Google Summer of Code 2024: Interactive MKV

August 20, 2024

We all know what MKV is. It's a flexible and open standard Multimedia Container Format that we love and use to design audio, video, subtitle tracks in a single file. Making it perfect for storing movies and TV shows with multiple audio tracks or subtitle tracks, making it ideal for storing multiple languages.

As the technology advances, so does our perception of entertainment. And there has been a surge of interactive multimedia. Unfortunately, there is no open standards defining a interactive multimedia should be implemented.
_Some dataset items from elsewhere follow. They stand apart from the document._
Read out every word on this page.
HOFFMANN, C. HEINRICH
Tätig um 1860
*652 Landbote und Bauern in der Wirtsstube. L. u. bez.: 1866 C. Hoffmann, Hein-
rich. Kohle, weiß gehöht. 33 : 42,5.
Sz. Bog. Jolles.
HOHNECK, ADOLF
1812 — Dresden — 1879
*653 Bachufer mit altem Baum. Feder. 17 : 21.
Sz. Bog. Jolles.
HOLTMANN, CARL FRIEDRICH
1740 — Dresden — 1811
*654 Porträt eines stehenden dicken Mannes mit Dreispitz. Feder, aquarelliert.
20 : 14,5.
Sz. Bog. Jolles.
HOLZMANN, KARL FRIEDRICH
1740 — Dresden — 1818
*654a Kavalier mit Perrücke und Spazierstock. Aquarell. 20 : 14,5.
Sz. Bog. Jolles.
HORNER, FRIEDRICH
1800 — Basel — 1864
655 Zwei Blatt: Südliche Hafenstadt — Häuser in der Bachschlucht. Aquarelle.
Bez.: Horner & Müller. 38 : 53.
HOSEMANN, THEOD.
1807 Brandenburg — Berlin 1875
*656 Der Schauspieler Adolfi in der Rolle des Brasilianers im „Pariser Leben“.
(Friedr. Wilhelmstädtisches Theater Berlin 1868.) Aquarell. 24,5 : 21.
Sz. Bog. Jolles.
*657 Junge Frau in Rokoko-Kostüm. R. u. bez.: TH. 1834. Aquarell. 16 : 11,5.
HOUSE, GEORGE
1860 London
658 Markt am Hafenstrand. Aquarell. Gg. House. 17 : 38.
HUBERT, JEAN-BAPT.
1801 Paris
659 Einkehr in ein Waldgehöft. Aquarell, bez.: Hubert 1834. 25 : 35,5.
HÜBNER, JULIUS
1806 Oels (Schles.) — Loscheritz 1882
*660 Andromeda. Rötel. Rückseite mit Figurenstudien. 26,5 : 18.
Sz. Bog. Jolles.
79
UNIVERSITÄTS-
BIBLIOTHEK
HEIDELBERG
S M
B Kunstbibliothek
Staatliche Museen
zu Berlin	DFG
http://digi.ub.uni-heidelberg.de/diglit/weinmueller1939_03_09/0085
Making it not only hard to create for a creative author who doesn't want to bother with lots of technological difficulties, but also it forces a device to depend on unnecessarily complex technologies due to the technical debt.

With these in mind, my mentor Steve Lhomme, the creator of Matroska and I went on a journey this summer 2024 to create an open standard to support interaction over MKV and an MKV Player that supports this standard over our favourite VLC Media Player.

The basic idea: MKV already has a way to define "Chapters" in a video, through the Chapter Codec. These chapters are the main pillars of this creation. A chapter lets us split a video into several segments. We have introduced MatroskaJS scripting for the "entry" and "leave" portion of these chapters. Therefore: at entry, a set of choices can be displayed to a user for the chapter's length of time, then according to the user's choice selection, "leave" script is executed. At that point, author can decide to control the flow of the video based on the user's choice.

We explored various JavaScript Engines to implement this. The acceptance criteria was how small the binary size is, and the license must be LGPL compatible. After exploring QuickJS, MuJS, DuktapeJS and Hermes, we fixated on Duktape. But why a new script variant when there is already exists MatroskaScript?

Well, MatroskaScript defined in the current MKV specification has only one command GotoAndPlay, which is insufficient for interactive behavior. Moreover, the specification gives a hint about the future: that it will be like ECMAScript with supports like commenting. Therefore, shifting the execution engine to use a ECMAScript engine makes sense. However, an issue with ECMAScript is, the integer support; it does not hold a value properly and starts rounding integer numbers after 56 bit, losing backwards compatibility.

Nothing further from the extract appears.